L'Action démocratique du Québec et son avenir - La défaite électorale du 8 décembre 2008
Pourquoi l’Action démocratique du Québec, hier, le parti de l’opposition officielle au Parlement, aujourd’hui, se retrouve au bord de la disparition, par une cuisante défaite électorale? Ce n’est pas le parti gouvernemental qui fut défait, ce fut son opposition! La déconfiture de l’ADQ prend l’allure d’une gifle monumentale exprimant la colère d’un peuple qui misait gros sur lui, qui espérait gros en lui, mais qui fut profondément déçu. La sanction fut sévère mais comporte tout de même une offre de seconde chance ou de rémission, en accordant sept députés (sept le chiffre parfait), pour encourager ce mouton têtu à se réaligner sur la volonté de l’électorat. Ce qu’il sanctionne? L’amateurisme et l’irresponsabilité, la médiocrité des résultats, la naïveté et la paresse.
Un électeur sur deux s’est présenté aux urnes, et sur ce, un sur deux a choisi de confier le pouvoir aux Libéraux, talonnés d’un Achille péquiste. L’ADQ aurait été le premier choix d’une majorité d’électeurs, qui bouda dès le début du déclenchement des élections la formation inefficace de Mario Dumont, après lui avoir donné sur un plateau d’argent la possibilité de diriger l’opposition officielle à Québec. Ce cadeau a une explication. L’électorat ne veut plus des capitalistes libéraux, bon gestionnaires mais sans vision familiale, sociale et nationale. Elle ne veut pas non plus des Péquistes, mauvais gestionnaires des hôpitaux et des écoles, mais idéologues modernistes, nationalistes et socialistes verbeux. Ces deux partis centralisent, bureaucratisent et médiocratisent la vie publique et toute la société.
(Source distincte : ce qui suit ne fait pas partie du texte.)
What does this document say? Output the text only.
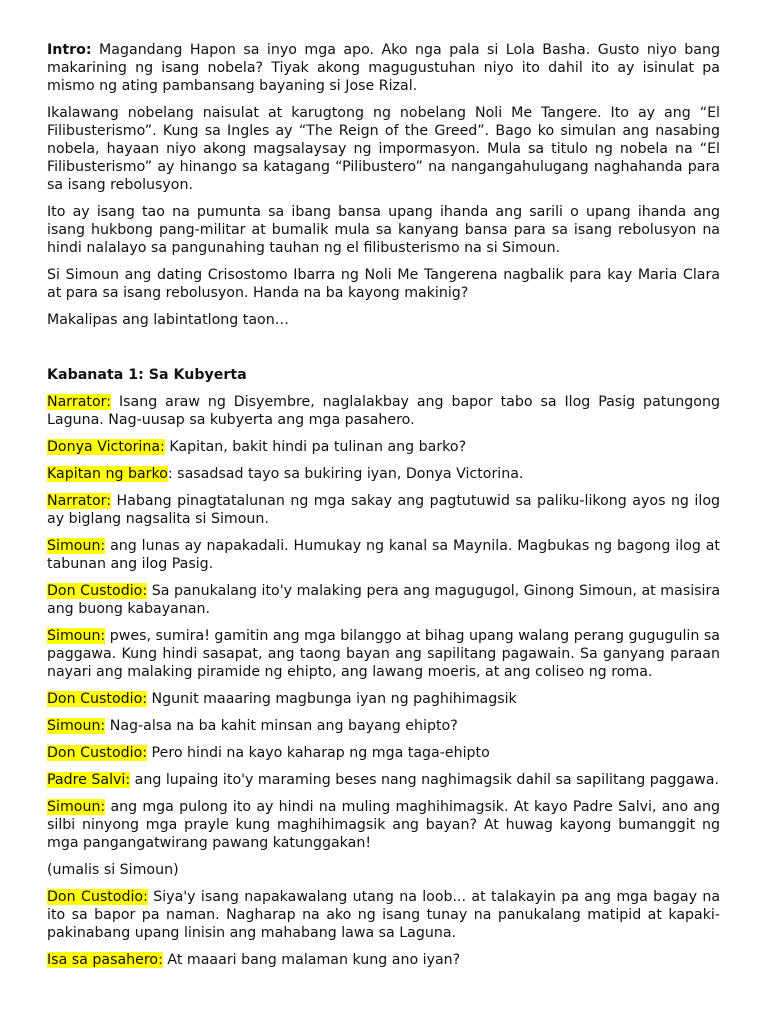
Intro: Magandang Hapon sa inyo mga apo. Ako nga pala si Lola Basha. Gusto niyo bang makarining ng isang nobela? Tiyak akong magugustuhan niyo ito dahil ito ay isinulat pa mismo ng ating pambansang bayaning si Jose Rizal.

Ikalawang nobelang naisulat at karugtong ng nobelang Noli Me Tangere. Ito ay ang “El Filibusterismo”. Kung sa Ingles ay “The Reign of the Greed”. Bago ko simulan ang nasabing nobela, hayaan niyo akong magsalaysay ng impormasyon. Mula sa titulo ng nobela na “El Filibusterismo” ay hinango sa katagang “Pilibustero” na nangangahulugang naghahanda para sa isang rebolusyon.

Ito ay isang tao na pumunta sa ibang bansa upang ihanda ang sarili o upang ihanda ang isang hukbong pang-militar at bumalik mula sa kanyang bansa para sa isang rebolusyon na hindi nalalayo sa pangunahing tauhan ng el filibusterismo na si Simoun.

Si Simoun ang dating Crisostomo Ibarra ng Noli Me Tangerena nagbalik para kay Maria Clara at para sa isang rebolusyon. Handa na ba kayong makinig?

Makalipas ang labintatlong taon…

Kabanata 1: Sa Kubyerta

Narrator: Isang araw ng Disyembre, naglalakbay ang bapor tabo sa Ilog Pasig patungong Laguna. Nag-uusap sa kubyerta ang mga pasahero.

Donya Victorina: Kapitan, bakit hindi pa tulinan ang barko?

Kapitan ng barko: sasadsad tayo sa bukiring iyan, Donya Victorina.

Narrator: Habang pinagtatalunan ng mga sakay ang pagtutuwid sa paliku-likong ayos ng ilog ay biglang nagsalita si Simoun.

Simoun: ang lunas ay napakadali. Humukay ng kanal sa Maynila. Magbukas ng bagong ilog at tabunan ang ilog Pasig.

Don Custodio: Sa panukalang ito'y malaking pera ang magugugol, Ginong Simoun, at masisira ang buong kabayanan.

Simoun: pwes, sumira! gamitin ang mga bilanggo at bihag upang walang perang gugugulin sa paggawa. Kung hindi sasapat, ang taong bayan ang sapilitang pagawain. Sa ganyang paraan nayari ang malaking piramide ng ehipto, ang lawang moeris, at ang coliseo ng roma.

Don Custodio: Ngunit maaaring magbunga iyan ng paghihimagsik

Simoun: Nag-alsa na ba kahit minsan ang bayang ehipto?

Don Custodio: Pero hindi na kayo kaharap ng mga taga-ehipto

Padre Salvi: ang lupaing ito'y maraming beses nang naghimagsik dahil sa sapilitang paggawa.

Simoun: ang mga pulong ito ay hindi na muling maghihimagsik. At kayo Padre Salvi, ano ang silbi ninyong mga prayle kung maghihimagsik ang bayan? At huwag kayong bumanggit ng mga pangangatwirang pawang katunggakan!

(umalis si Simoun)

Don Custodio: Siya'y isang napakawalang utang na loob... at talakayin pa ang mga bagay na ito sa bapor pa naman. Nagharap na ako ng isang tunay na panukalang matipid at kapaki-pakinabang upang linisin ang mahabang lawa sa Laguna.

Isa sa pasahero: At maaari bang malaman kung ano iyan?
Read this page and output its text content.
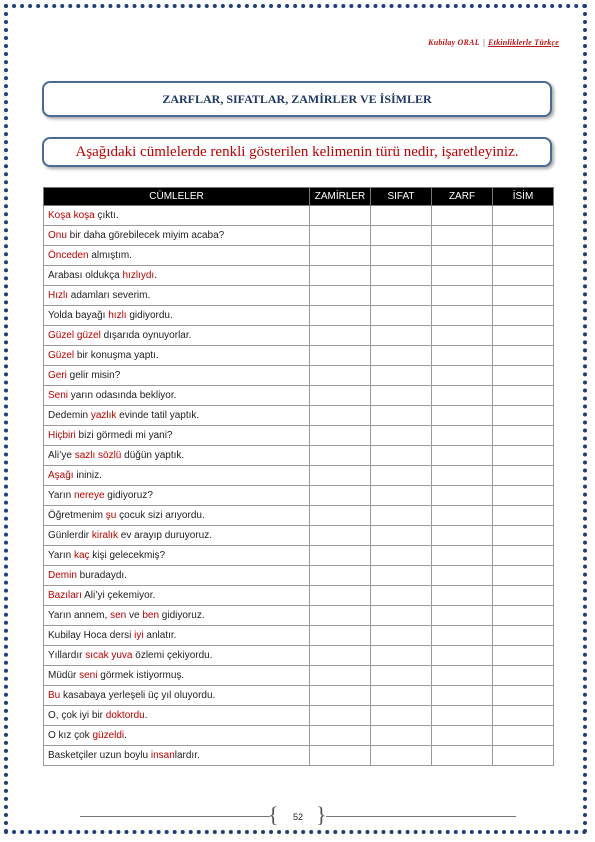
Kubilay ORAL | Etkinliklerle Türkçe
ZARFLAR, SIFATLAR, ZAMİRLER VE İSİMLER
Aşağıdaki cümlelerde renkli gösterilen kelimenin türü nedir, işaretleyiniz.
CÜMLELER	ZAMİRLER	SIFAT	ZARF	İSİM
Koşa koşa çıktı.				
Onu bir daha görebilecek miyim acaba?				
Önceden almıştım.				
Arabası oldukça hızlıydı.				
Hızlı adamları severim.				
Yolda bayağı hızlı gidiyordu.				
Güzel güzel dışarıda oynuyorlar.				
Güzel bir konuşma yaptı.				
Geri gelir misin?				
Seni yarın odasında bekliyor.				
Dedemin yazlık evinde tatil yaptık.				
Hiçbiri bizi görmedi mi yani?				
Ali’ye sazlı sözlü düğün yaptık.				
Aşağı ininiz.				
Yarın nereye gidiyoruz?				
Öğretmenim şu çocuk sizi arıyordu.				
Günlerdir kiralık ev arayıp duruyoruz.				
Yarın kaç kişi gelecekmiş?				
Demin buradaydı.				
Bazıları Ali’yi çekemiyor.				
Yarın annem, sen ve ben gidiyoruz.				
Kubilay Hoca dersi iyi anlatır.				
Yıllardır sıcak yuva özlemi çekiyordu.				
Müdür seni görmek istiyormuş.				
Bu kasabaya yerleşeli üç yıl oluyordu.				
O, çok iyi bir doktordu.				
O kız çok güzeldi.				
Basketçiler uzun boylu insanlardır.				
{ }
52
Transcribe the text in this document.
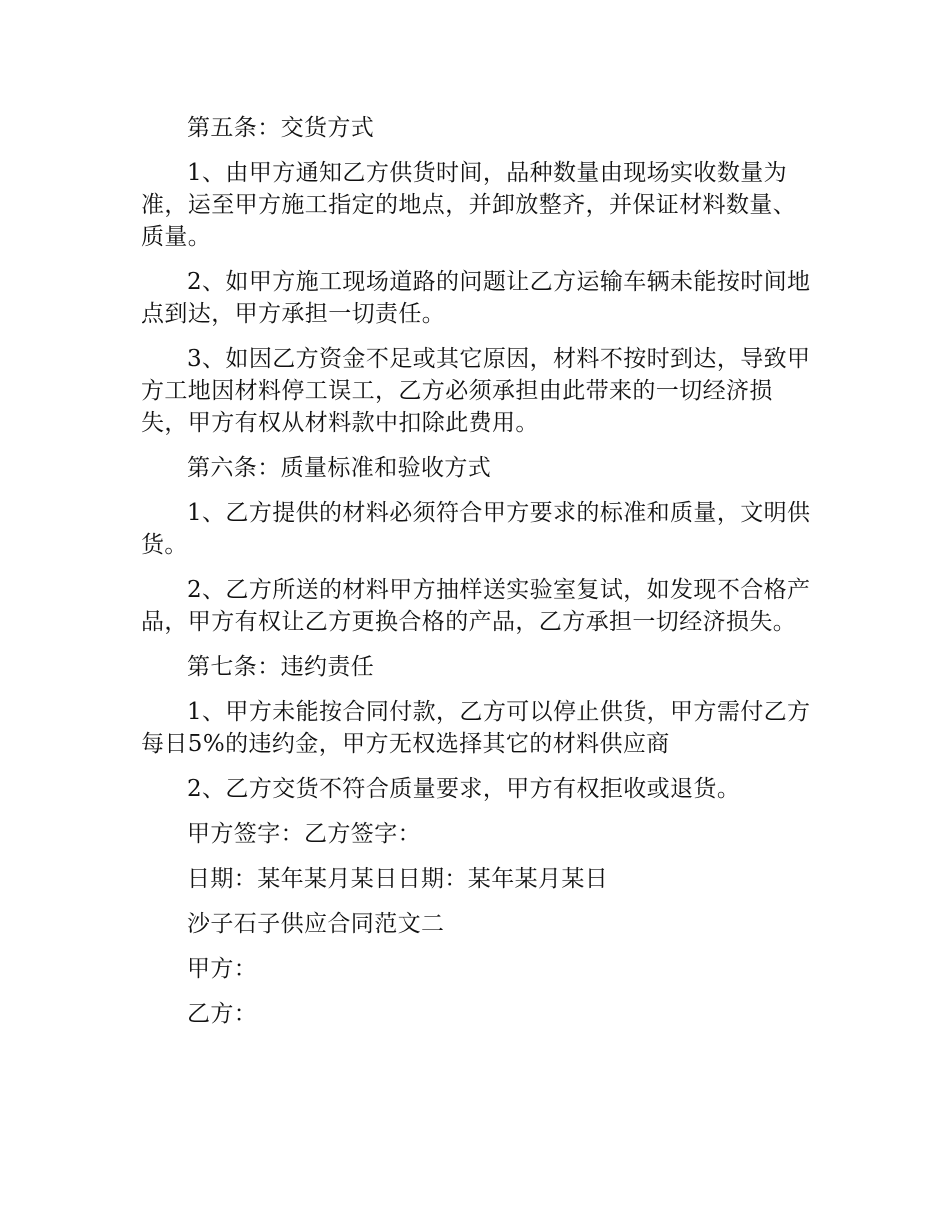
第五条：交货方式

1、由甲方通知乙方供货时间，品种数量由现场实收数量为准，运至甲方施工指定的地点，并卸放整齐，并保证材料数量、质量。

2、如甲方施工现场道路的问题让乙方运输车辆未能按时间地点到达，甲方承担一切责任。

3、如因乙方资金不足或其它原因，材料不按时到达，导致甲方工地因材料停工误工，乙方必须承担由此带来的一切经济损失，甲方有权从材料款中扣除此费用。

第六条：质量标准和验收方式

1、乙方提供的材料必须符合甲方要求的标准和质量，文明供货。

2、乙方所送的材料甲方抽样送实验室复试，如发现不合格产品，甲方有权让乙方更换合格的产品，乙方承担一切经济损失。

第七条：违约责任

1、甲方未能按合同付款，乙方可以停止供货，甲方需付乙方每日5%的违约金，甲方无权选择其它的材料供应商

2、乙方交货不符合质量要求，甲方有权拒收或退货。

甲方签字：乙方签字：

日期：某年某月某日日期：某年某月某日

沙子石子供应合同范文二

甲方：

乙方：
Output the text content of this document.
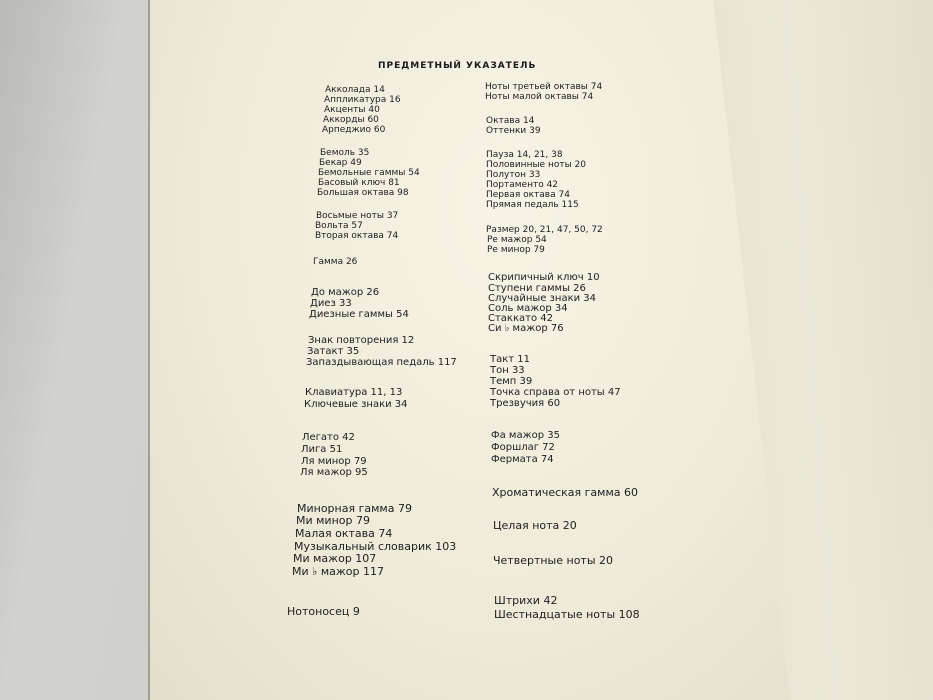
ПРЕДМЕТНЫЙ УКАЗАТЕЛЬ
Акколада 14
Аппликатура 16
Акценты 40
Аккорды 60
Арпеджио 60
Бемоль 35
Бекар 49
Бемольные гаммы 54
Басовый ключ 81
Большая октава 98
Восьмые ноты 37
Вольта 57
Вторая октава 74
Гамма 26
До мажор 26
Диез 33
Диезные гаммы 54
Знак повторения 12
Затакт 35
Запаздывающая педаль 117
Клавиатура 11, 13
Ключевые знаки 34
Легато 42
Лига 51
Ля минор 79
Ля мажор 95
Минорная гамма 79
Ми минор 79
Малая октава 74
Музыкальный словарик 103
Ми мажор 107
Ми ♭ мажор 117
Нотоносец 9
Ноты третьей октавы 74
Ноты малой октавы 74
Октава 14
Оттенки 39
Пауза 14, 21, 38
Половинные ноты 20
Полутон 33
Портаменто 42
Первая октава 74
Прямая педаль 115
Размер 20, 21, 47, 50, 72
Ре мажор 54
Ре минор 79
Скрипичный ключ 10
Ступени гаммы 26
Случайные знаки 34
Соль мажор 34
Стаккато 42
Си ♭ мажор 76
Такт 11
Тон 33
Темп 39
Точка справа от ноты 47
Трезвучия 60
Фа мажор 35
Форшлаг 72
Фермата 74
Хроматическая гамма 60
Целая нота 20
Четвертные ноты 20
Штрихи 42
Шестнадцатые ноты 108
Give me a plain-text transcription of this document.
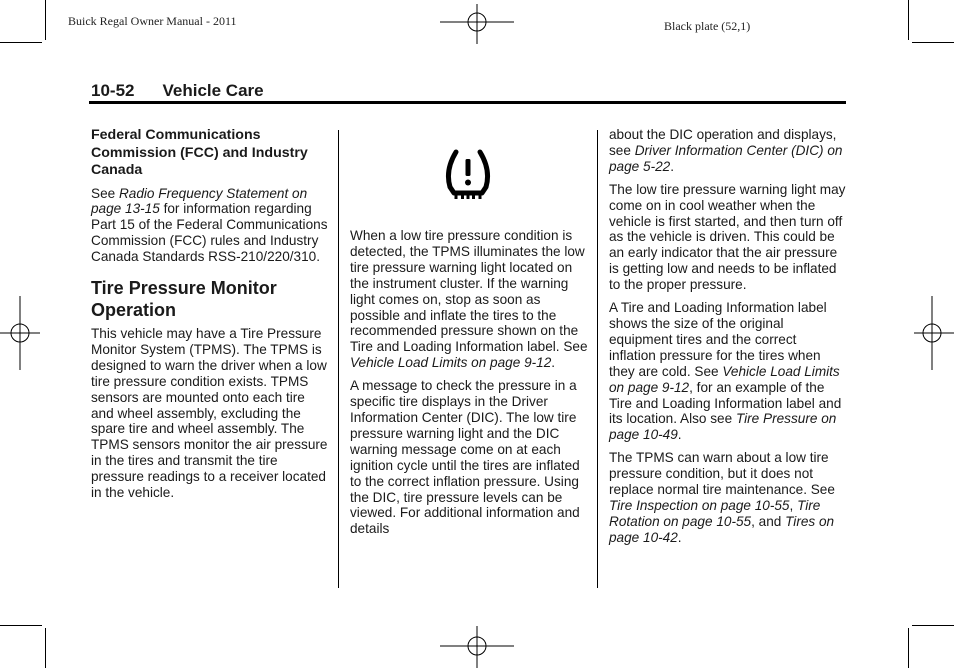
Buick Regal Owner Manual - 2011	Black plate (52,1)
10-52 Vehicle Care
Federal Communications Commission (FCC) and Industry Canada

See Radio Frequency Statement on page 13-15 for information regarding Part 15 of the Federal Communications Commission (FCC) rules and Industry Canada Standards RSS-210/220/310.

Tire Pressure Monitor Operation

This vehicle may have a Tire Pressure Monitor System (TPMS). The TPMS is designed to warn the driver when a low tire pressure condition exists. TPMS sensors are mounted onto each tire and wheel assembly, excluding the spare tire and wheel assembly. The TPMS sensors monitor the air pressure in the tires and transmit the tire pressure readings to a receiver located in the vehicle.

When a low tire pressure condition is detected, the TPMS illuminates the low tire pressure warning light located on the instrument cluster. If the warning light comes on, stop as soon as possible and inflate the tires to the recommended pressure shown on the Tire and Loading Information label. See Vehicle Load Limits on page 9-12.

A message to check the pressure in a specific tire displays in the Driver Information Center (DIC). The low tire pressure warning light and the DIC warning message come on at each ignition cycle until the tires are inflated to the correct inflation pressure. Using the DIC, tire pressure levels can be viewed. For additional information and details

about the DIC operation and displays, see Driver Information Center (DIC) on page 5-22.

The low tire pressure warning light may come on in cool weather when the vehicle is first started, and then turn off as the vehicle is driven. This could be an early indicator that the air pressure is getting low and needs to be inflated to the proper pressure.

A Tire and Loading Information label shows the size of the original equipment tires and the correct inflation pressure for the tires when they are cold. See Vehicle Load Limits on page 9-12, for an example of the Tire and Loading Information label and its location. Also see Tire Pressure on page 10-49.

The TPMS can warn about a low tire pressure condition, but it does not replace normal tire maintenance. See Tire Inspection on page 10-55, Tire Rotation on page 10-55, and Tires on page 10-42.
L’ADQ se présentait comme l’alternative pratique aux «vieux partis» ; comme le parti des familles de la classe moyenne. Cela fut une grave erreur de fonds et une bévue stratégique. Car ce fut une prétention, une étiquette, un effort de marketing. Il ne suffit pas d’être un compromis échangiste, il faut être une solution à un problème. Les Libéraux se sont présentés comme la solution au problème de déstabilisation venant de la crise économique. Ils l’ont emporté.
Les idées du programme de l’ADQ n’étaient pas mauvaises en soi et se défendaient. Elles recueillaient un capital de sympathie dans bon nombre de chaumières. Cependant, elles manquaient de gravité et de simplicité ; il y en avait trop. Le seul dossier de la disparition des Commissions scolaires était en soi une thèse énorme à défendre. L’évoquer ne suffit pas. Le démontrer, cela se devait. Quand on a une douzaines de dossiers de cette envergure à présenter à l’électorat en même temps, ce dernier est en droit de se demander si on a la capacité de mener à terme ces dossiers.
Mario Dumont et son parti ont ainsi démontré qu’ils n’étaient pas l’alternative aux Libéraux affairistes ou aux Péquistes idéalistes. L’électorat finaud opta pour un compromis: le Libéral gouvernera avec une mince majorité, le Péquiste le talonnera sur le point et la virgule (et il excelle en ce domaine), et l’Adéquiste fera sa pénitence dans son coin.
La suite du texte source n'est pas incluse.